European nuclear physics lab CERN is ramping up operations at its new Hungarian remote-hosting site, which is designed to act as a datacentre extension for the Geneva hub.
CERN is in the process of deploying 26PB of disk storage to the two installations and testing out the effectiveness of its preparatory work in remotely running the Wigner colocation site in Budapest.
At the 3.5MW Geneva datacentre, CERN staff have been responsible for the installation and running of the hardware but at the Wigner site systems administration will be remotely handled.
“We’re trying to learn lessons from the recent past in that when we install hardware there can easily be errors in the installation and cabling process,” said Olof Bärring, leader of the CERN IT department‘s facility planning and procurement section.
“If you get the wrong network registration of a server, it can stop the whole process and you have to go in and correct that before you can continue the process of registering your servers and start the burn-in,” he said.
“This is something for which we are developing software but we want to make sure the instructions to the people doing this [in Hungary] are clear enough to minimise the number of mistakes they can make.”
Large Hadron Collider shutdown
In 2012, CERN generated 27PB of raw data from its four principal experiments and 3PB from other research programmes. About 99 percent of the data collected by the Large Hadron Collider detectors is thrown away. In total, about 100PB is archived, with 88PB on tape and 13PB on disk.
The Large Hadron Collider particle accelerator shut down in February for a two-year period of repair and upgrades.
“After the shutdown, the experiments will actually produce more data than they did in the past,” Bärring said.
“There was a lot of data from last year that they haven’t analysed, and when they come back in 2015 they’ll generate more data.”
The 27PB of storage that Bärring’s team is in the process of installing across the Geneva and Budapest sites – which are connected by two independent 100Gbps wide-area links – consists of 24-bay array SAS JBOD expansion units mounted with 3TB hard disks and LSI SAS 9205-8e host-bus adapters.
CERN has two storage-management systems. One is a mass-storage system, which is written at the Geneva datacentre with a tape backend for the custodial copy of the data. All the raw data collected, for example, from the Large Hadron Collider goes there, together with all the important intermediate data generated from that raw information.
The second system, which is also written at Geneva, is disk only and is used for high-turnover type of analysis.
“The phase when the scientists are analysing the data can involve a relatively random type of access and this is not very convenient for a sequential type of tape-based, mass-storage system. Therefore we have this additional system for serving that,” Bärring said.
“These two systems don’t talk directly to each other but files are sometimes copied between them when data analysis is going on.”
CERN’s power limitations
Because of the power restrictions at the Geneva datacentre, some of the 10PB to 20PB of disks that Bärring tends to buy per year is used to replace obsolete storage.

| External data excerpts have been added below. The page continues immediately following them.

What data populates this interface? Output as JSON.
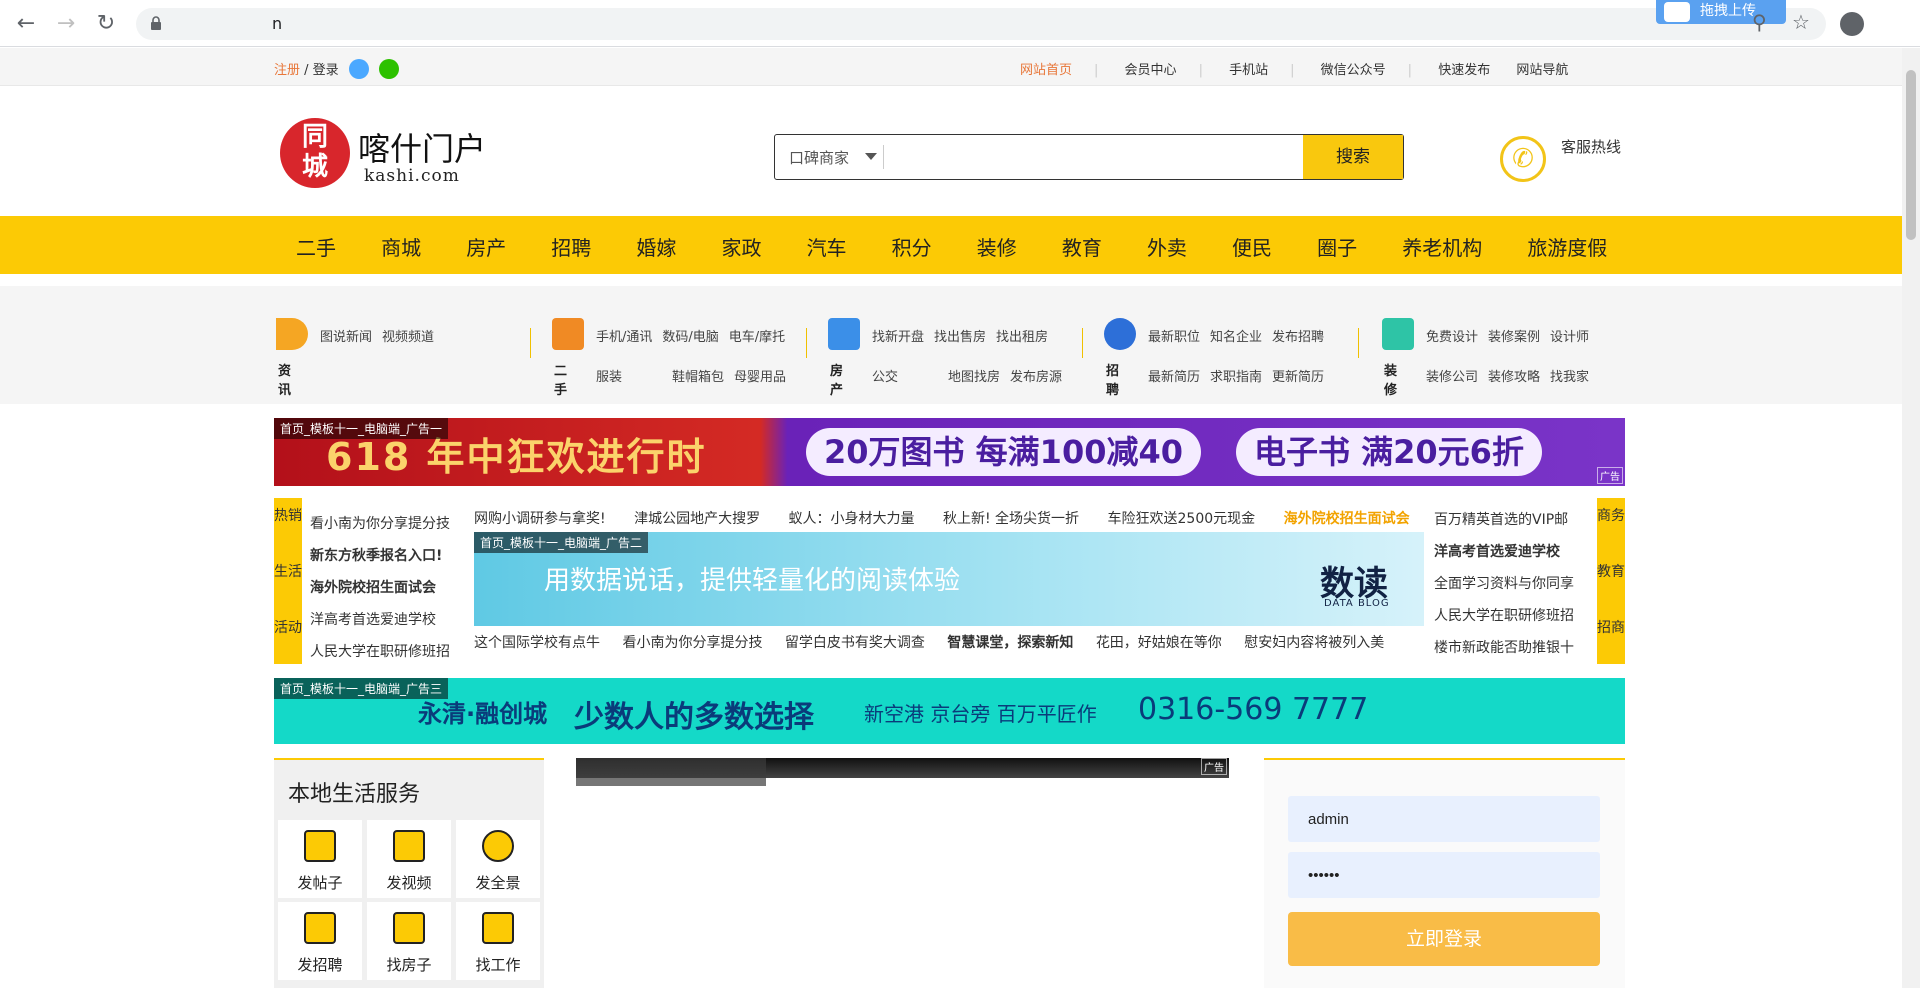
{
  "browser": {
    "url": "n",
    "upload_label": "拖拽上传"
  },
  "topbar": {
    "register": "注册",
    "slash": " / ",
    "login": "登录",
    "links": [
      "网站首页",
      "会员中心",
      "手机站",
      "微信公众号",
      "快速发布",
      "网站导航"
    ]
  },
  "header": {
    "logo_badge_line1": "同",
    "logo_badge_line2": "城",
    "logo_title": "喀什门户",
    "logo_sub": "kashi.com",
    "search_select": "口碑商家",
    "search_placeholder": "",
    "search_button": "搜索",
    "hotline": "客服热线"
  },
  "mainnav": [
    "二手",
    "商城",
    "房产",
    "招聘",
    "婚嫁",
    "家政",
    "汽车",
    "积分",
    "装修",
    "教育",
    "外卖",
    "便民",
    "圈子",
    "养老机构",
    "旅游度假"
  ],
  "categories": [
    {
      "name": "资讯",
      "links": [
        "图说新闻",
        "视频频道"
      ],
      "color": "#f5a623"
    },
    {
      "name": "二手",
      "links": [
        "手机/通讯",
        "数码/电脑",
        "电车/摩托",
        "服装",
        "鞋帽箱包",
        "母婴用品"
      ],
      "color": "#f08a24"
    },
    {
      "name": "房产",
      "links": [
        "找新开盘",
        "找出售房",
        "找出租房",
        "公交",
        "地图找房",
        "发布房源"
      ],
      "color": "#3b8fe8"
    },
    {
      "name": "招聘",
      "links": [
        "最新职位",
        "知名企业",
        "发布招聘",
        "最新简历",
        "求职指南",
        "更新简历"
      ],
      "color": "#2d6fd8"
    },
    {
      "name": "装修",
      "links": [
        "免费设计",
        "装修案例",
        "设计师",
        "装修公司",
        "装修攻略",
        "找我家"
      ],
      "color": "#2ec4a6"
    }
  ],
  "banner1": {
    "tag": "首页_模板十一_电脑端_广告一",
    "left": "618 年中狂欢进行时",
    "pill1": "20万图书 每满100减40",
    "pill2": "电子书 满20元6折",
    "corner": "广告"
  },
  "news": {
    "left_tabs": [
      "热销",
      "生活",
      "活动"
    ],
    "right_tabs": [
      "商务",
      "教育",
      "招商"
    ],
    "left_col": [
      "看小南为你分享提分技",
      "新东方秋季报名入口!",
      "海外院校招生面试会",
      "洋高考首选爱迪学校",
      "人民大学在职研修班招"
    ],
    "top_row": [
      "网购小调研参与拿奖!",
      "津城公园地产大搜罗",
      "蚁人：小身材大力量",
      "秋上新! 全场尖货一折",
      "车险狂欢送2500元现金",
      "海外院校招生面试会"
    ],
    "bottom_row": [
      "这个国际学校有点牛",
      "看小南为你分享提分技",
      "留学白皮书有奖大调查",
      "智慧课堂，探索新知",
      "花田，好姑娘在等你",
      "慰安妇内容将被列入美"
    ],
    "right_col": [
      "百万精英首选的VIP邮",
      "洋高考首选爱迪学校",
      "全面学习资料与你同享",
      "人民大学在职研修班招",
      "楼市新政能否助推银十"
    ]
  },
  "banner2": {
    "tag": "首页_模板十一_电脑端_广告二",
    "text": "用数据说话，提供轻量化的阅读体验",
    "brand": "数读",
    "brand_sub": "DATA BLOG"
  },
  "banner3": {
    "tag": "首页_模板十一_电脑端_广告三",
    "brand": "永清·融创城",
    "slogan": "少数人的多数选择",
    "mid": "新空港  京台旁  百万平匠作",
    "phone": "0316-569 7777"
  },
  "local": {
    "title": "本地生活服务",
    "tiles": [
      "发帖子",
      "发视频",
      "发全景",
      "发招聘",
      "找房子",
      "找工作"
    ]
  },
  "video": {
    "corner": "广告"
  },
  "login": {
    "username": "admin",
    "password": "••••••",
    "submit": "立即登录"
  }
}
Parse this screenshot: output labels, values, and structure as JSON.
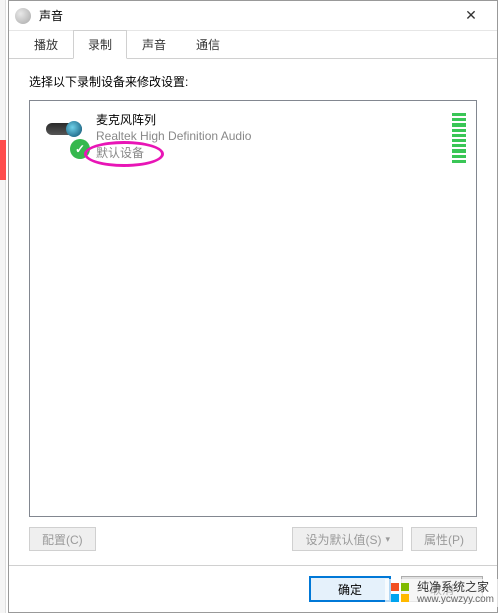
{
  "window": {
    "title": "声音",
    "close": "✕"
  },
  "tabs": [
    "播放",
    "录制",
    "声音",
    "通信"
  ],
  "activeTab": 1,
  "instruction": "选择以下录制设备来修改设置:",
  "device": {
    "name": "麦克风阵列",
    "driver": "Realtek High Definition Audio",
    "status": "默认设备"
  },
  "buttons": {
    "configure": "配置(C)",
    "setDefault": "设为默认值(S)",
    "properties": "属性(P)",
    "ok": "确定",
    "cancel": "取消"
  },
  "watermark": {
    "name": "纯净系统之家",
    "url": "www.ycwzyy.com"
  }
}
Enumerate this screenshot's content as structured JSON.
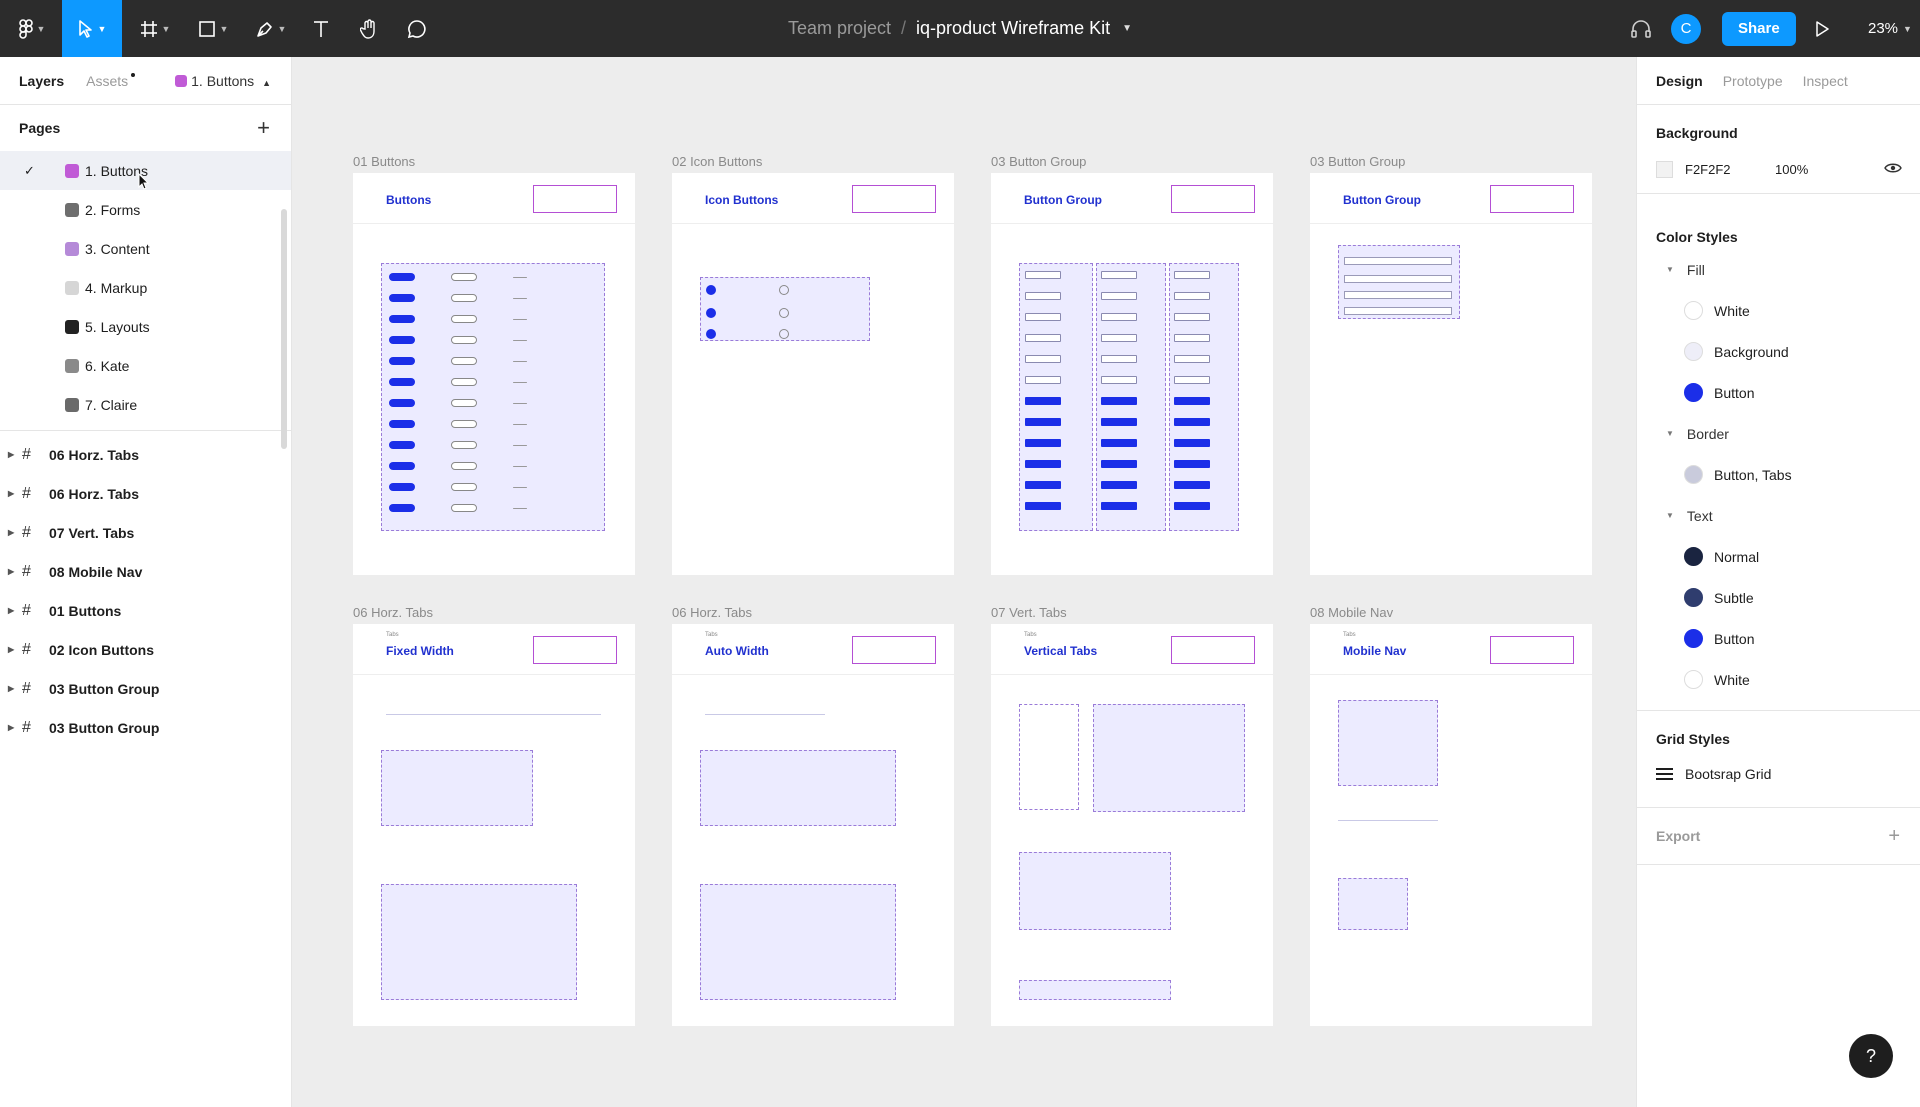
{
  "toolbar": {
    "team": "Team project",
    "separator": "/",
    "file": "iq-product Wireframe Kit",
    "avatar": "C",
    "share": "Share",
    "zoom": "23%"
  },
  "left": {
    "tabs": {
      "layers": "Layers",
      "assets": "Assets",
      "page_selector": "1. Buttons"
    },
    "pages_title": "Pages",
    "pages": [
      {
        "label": "1.  Buttons",
        "color": "#c05bd6",
        "active": true
      },
      {
        "label": "2. Forms",
        "color": "#6e6e6e"
      },
      {
        "label": "3.  Content",
        "color": "#b58ad8"
      },
      {
        "label": "4. Markup",
        "color": "#d6d6d6"
      },
      {
        "label": "5. Layouts",
        "color": "#222222"
      },
      {
        "label": "6.  Kate",
        "color": "#8a8a8a"
      },
      {
        "label": "7.  Claire",
        "color": "#6a6a6a"
      }
    ],
    "layers": [
      "06 Horz. Tabs",
      "06 Horz. Tabs",
      "07 Vert. Tabs",
      "08 Mobile Nav",
      "01 Buttons",
      "02 Icon Buttons",
      "03 Button Group",
      "03 Button Group"
    ]
  },
  "canvas": {
    "frames": [
      {
        "label": "01 Buttons",
        "title": "Buttons"
      },
      {
        "label": "02 Icon Buttons",
        "title": "Icon Buttons"
      },
      {
        "label": "03 Button Group",
        "title": "Button Group"
      },
      {
        "label": "03 Button Group",
        "title": "Button Group"
      },
      {
        "label": "06 Horz. Tabs",
        "title": "Fixed Width",
        "sub": "Tabs"
      },
      {
        "label": "06 Horz. Tabs",
        "title": "Auto Width",
        "sub": "Tabs"
      },
      {
        "label": "07 Vert. Tabs",
        "title": "Vertical Tabs",
        "sub": "Tabs"
      },
      {
        "label": "08 Mobile Nav",
        "title": "Mobile Nav",
        "sub": "Tabs"
      }
    ]
  },
  "right": {
    "tabs": {
      "design": "Design",
      "prototype": "Prototype",
      "inspect": "Inspect"
    },
    "background": {
      "title": "Background",
      "hex": "F2F2F2",
      "opacity": "100%",
      "color": "#f2f2f2"
    },
    "color_styles": {
      "title": "Color Styles",
      "groups": [
        {
          "name": "Fill",
          "items": [
            {
              "name": "White",
              "color": "#ffffff"
            },
            {
              "name": "Background",
              "color": "#eeeef8"
            },
            {
              "name": "Button",
              "color": "#1b2ee8"
            }
          ]
        },
        {
          "name": "Border",
          "items": [
            {
              "name": "Button, Tabs",
              "color": "#c9cbdc"
            }
          ]
        },
        {
          "name": "Text",
          "items": [
            {
              "name": "Normal",
              "color": "#1a2440"
            },
            {
              "name": "Subtle",
              "color": "#2f3d6e"
            },
            {
              "name": "Button",
              "color": "#1b2ee8"
            },
            {
              "name": "White",
              "color": "#ffffff"
            }
          ]
        }
      ]
    },
    "grid_styles": {
      "title": "Grid Styles",
      "item": "Bootsrap Grid"
    },
    "export": "Export"
  },
  "help": "?"
}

“Not because it’s not working but more that it’s inefficient from the electrical power point of view. So the watts per terabyte is an important metric for us because we’re very power-limited in our current centre here at CERN,” he said.
“We have been running more or less on the limit for a couple of years, which means whatever we buy for the centre we have to throw out some less power-efficient equipment.”
CERN organises its computing activities into tiers, with the World LHC computing grid’s tier 0 located at Geneva and now Budapest. Out of a total of 140 centres in 35 countries, there are 11 major tier 1 sites around the world connected to CERN via high-speed links, and smaller tier 2 and tier 3 centres linked via the internet.